Brake system is a device that creates frictions to slow down and eventually to stop the movement of an object. There are a few different types of brakes; however, they are all built on the same principle of friction. In automotive, the most common type of brake today is the disc brake because it provides higher efficiency and more safety to users. Disc brake consists of brake fluid, a piston, a caliper, brake pads, a rotor, and a hub. The following is a basic description of a disc brake’s mechanism. 1.
When the brake pedal is pressed, the brake fluid is forced to enter the caliper cylinder where the piston is sitting in. In turn, that fluid pushes the piston, which is attached with a brake pad on the other end, toward the rotor.
Once the brake pad is in contact with the rotor, the caliper contracts to bring the other brake pad to contact with the other side of the rotor as well. The pushing of both brake pads against the rotor generates a friction force that will slow the rotation of the rotor and eventually bring it to a stop.
Because the wheel attaches to the hub and the hub attaches to the rotor, thus, when the rotor is slowed down, the wheel is also slowed down.

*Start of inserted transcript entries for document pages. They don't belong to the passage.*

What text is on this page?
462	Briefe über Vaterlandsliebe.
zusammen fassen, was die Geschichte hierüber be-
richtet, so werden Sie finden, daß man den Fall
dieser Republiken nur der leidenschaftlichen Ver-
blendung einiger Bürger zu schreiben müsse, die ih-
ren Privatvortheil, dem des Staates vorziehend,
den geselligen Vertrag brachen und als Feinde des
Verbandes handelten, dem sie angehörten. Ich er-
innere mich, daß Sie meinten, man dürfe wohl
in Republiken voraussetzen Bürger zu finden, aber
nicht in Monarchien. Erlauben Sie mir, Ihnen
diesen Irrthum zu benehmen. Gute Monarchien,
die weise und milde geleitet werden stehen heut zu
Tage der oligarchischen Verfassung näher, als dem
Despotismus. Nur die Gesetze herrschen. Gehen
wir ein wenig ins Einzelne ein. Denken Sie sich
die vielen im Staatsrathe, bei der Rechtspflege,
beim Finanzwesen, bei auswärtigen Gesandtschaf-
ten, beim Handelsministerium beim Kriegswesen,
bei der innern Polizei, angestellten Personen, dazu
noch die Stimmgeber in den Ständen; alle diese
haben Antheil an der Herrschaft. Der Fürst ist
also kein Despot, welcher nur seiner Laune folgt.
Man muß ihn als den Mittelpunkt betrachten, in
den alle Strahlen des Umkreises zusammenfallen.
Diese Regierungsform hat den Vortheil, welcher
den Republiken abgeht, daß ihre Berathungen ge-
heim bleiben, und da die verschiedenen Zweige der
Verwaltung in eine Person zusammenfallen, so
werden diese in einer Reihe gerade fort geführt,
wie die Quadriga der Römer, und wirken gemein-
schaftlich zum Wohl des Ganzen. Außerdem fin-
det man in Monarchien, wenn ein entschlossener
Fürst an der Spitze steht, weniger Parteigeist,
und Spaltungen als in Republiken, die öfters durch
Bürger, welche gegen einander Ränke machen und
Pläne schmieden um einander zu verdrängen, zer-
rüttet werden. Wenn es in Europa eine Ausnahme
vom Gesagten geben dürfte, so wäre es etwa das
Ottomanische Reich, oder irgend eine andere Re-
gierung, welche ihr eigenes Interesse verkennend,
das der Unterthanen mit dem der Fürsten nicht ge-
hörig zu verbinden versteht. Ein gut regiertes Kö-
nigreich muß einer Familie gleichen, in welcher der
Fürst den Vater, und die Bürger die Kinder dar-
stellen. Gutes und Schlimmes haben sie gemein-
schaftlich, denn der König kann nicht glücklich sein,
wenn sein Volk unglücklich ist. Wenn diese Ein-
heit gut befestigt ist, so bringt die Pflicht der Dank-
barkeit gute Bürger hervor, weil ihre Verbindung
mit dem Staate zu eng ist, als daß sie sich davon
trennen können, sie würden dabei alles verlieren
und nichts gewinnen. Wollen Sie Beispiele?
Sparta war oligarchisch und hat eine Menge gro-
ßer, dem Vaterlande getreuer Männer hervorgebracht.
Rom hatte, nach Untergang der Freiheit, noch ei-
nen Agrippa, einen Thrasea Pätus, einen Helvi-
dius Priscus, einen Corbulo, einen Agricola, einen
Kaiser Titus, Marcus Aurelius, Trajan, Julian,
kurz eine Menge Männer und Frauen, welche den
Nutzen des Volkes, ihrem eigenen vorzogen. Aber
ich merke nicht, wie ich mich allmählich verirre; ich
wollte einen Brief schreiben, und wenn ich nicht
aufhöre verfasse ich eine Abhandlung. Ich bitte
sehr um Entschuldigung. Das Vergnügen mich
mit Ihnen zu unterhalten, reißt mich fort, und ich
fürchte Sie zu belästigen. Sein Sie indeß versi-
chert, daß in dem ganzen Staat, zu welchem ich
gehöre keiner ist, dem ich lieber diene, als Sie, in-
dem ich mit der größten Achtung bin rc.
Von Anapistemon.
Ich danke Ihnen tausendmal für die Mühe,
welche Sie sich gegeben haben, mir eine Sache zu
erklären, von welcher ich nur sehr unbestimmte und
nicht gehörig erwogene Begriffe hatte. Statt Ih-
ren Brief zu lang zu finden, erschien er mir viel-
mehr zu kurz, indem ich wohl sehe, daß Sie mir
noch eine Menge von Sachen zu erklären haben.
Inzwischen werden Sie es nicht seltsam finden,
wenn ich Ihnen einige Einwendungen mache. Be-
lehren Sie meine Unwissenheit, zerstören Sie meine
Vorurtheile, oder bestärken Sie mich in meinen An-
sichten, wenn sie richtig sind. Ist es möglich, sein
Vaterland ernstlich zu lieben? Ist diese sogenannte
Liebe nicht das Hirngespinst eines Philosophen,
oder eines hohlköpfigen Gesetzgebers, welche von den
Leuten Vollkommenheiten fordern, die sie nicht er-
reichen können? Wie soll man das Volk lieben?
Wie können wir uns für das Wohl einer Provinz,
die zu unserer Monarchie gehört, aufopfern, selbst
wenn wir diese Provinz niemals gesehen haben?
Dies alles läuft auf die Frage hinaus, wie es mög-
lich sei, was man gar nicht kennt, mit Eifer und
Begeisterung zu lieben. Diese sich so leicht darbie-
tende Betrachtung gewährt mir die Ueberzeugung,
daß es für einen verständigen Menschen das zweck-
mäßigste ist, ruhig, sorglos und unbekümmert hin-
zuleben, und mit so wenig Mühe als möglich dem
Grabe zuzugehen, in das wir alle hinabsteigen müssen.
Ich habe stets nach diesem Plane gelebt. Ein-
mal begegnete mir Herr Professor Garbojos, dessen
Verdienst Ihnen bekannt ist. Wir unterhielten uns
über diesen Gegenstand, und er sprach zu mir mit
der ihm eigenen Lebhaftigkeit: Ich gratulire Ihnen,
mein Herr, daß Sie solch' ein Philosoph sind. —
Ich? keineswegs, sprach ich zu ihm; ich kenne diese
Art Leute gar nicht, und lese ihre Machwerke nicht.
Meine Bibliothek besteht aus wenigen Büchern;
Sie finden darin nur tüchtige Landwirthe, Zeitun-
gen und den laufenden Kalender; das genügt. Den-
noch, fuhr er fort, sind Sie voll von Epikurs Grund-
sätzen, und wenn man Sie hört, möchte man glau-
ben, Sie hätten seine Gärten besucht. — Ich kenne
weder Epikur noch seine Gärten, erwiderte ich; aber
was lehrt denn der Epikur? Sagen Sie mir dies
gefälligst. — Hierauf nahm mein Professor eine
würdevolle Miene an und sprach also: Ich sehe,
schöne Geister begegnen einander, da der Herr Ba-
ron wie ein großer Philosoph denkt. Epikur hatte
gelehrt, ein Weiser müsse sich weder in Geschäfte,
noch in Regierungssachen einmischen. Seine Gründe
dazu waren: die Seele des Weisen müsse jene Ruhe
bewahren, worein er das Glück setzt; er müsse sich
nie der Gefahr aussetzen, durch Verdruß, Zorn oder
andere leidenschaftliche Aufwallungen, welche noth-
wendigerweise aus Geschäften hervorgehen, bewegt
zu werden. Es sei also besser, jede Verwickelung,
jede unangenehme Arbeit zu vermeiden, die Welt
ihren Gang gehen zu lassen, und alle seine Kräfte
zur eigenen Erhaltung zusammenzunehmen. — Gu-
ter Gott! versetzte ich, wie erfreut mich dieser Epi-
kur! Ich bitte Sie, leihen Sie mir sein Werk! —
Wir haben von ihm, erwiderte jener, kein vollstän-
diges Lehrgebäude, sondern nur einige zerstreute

Meanwhile, the friction between the tire and the surface of the road also acts to slow the rotation of the wheel. Disc brake can generate a significant amount of friction. This is why its main applications usually involve movement with great velocity such as cars and aircraft. Because disc brake does require more maintenance than other simpler brake and because brake is directly related to your safety when driving, it is recommended to have your brakes checked regularly by a licensed brake technician/specialist.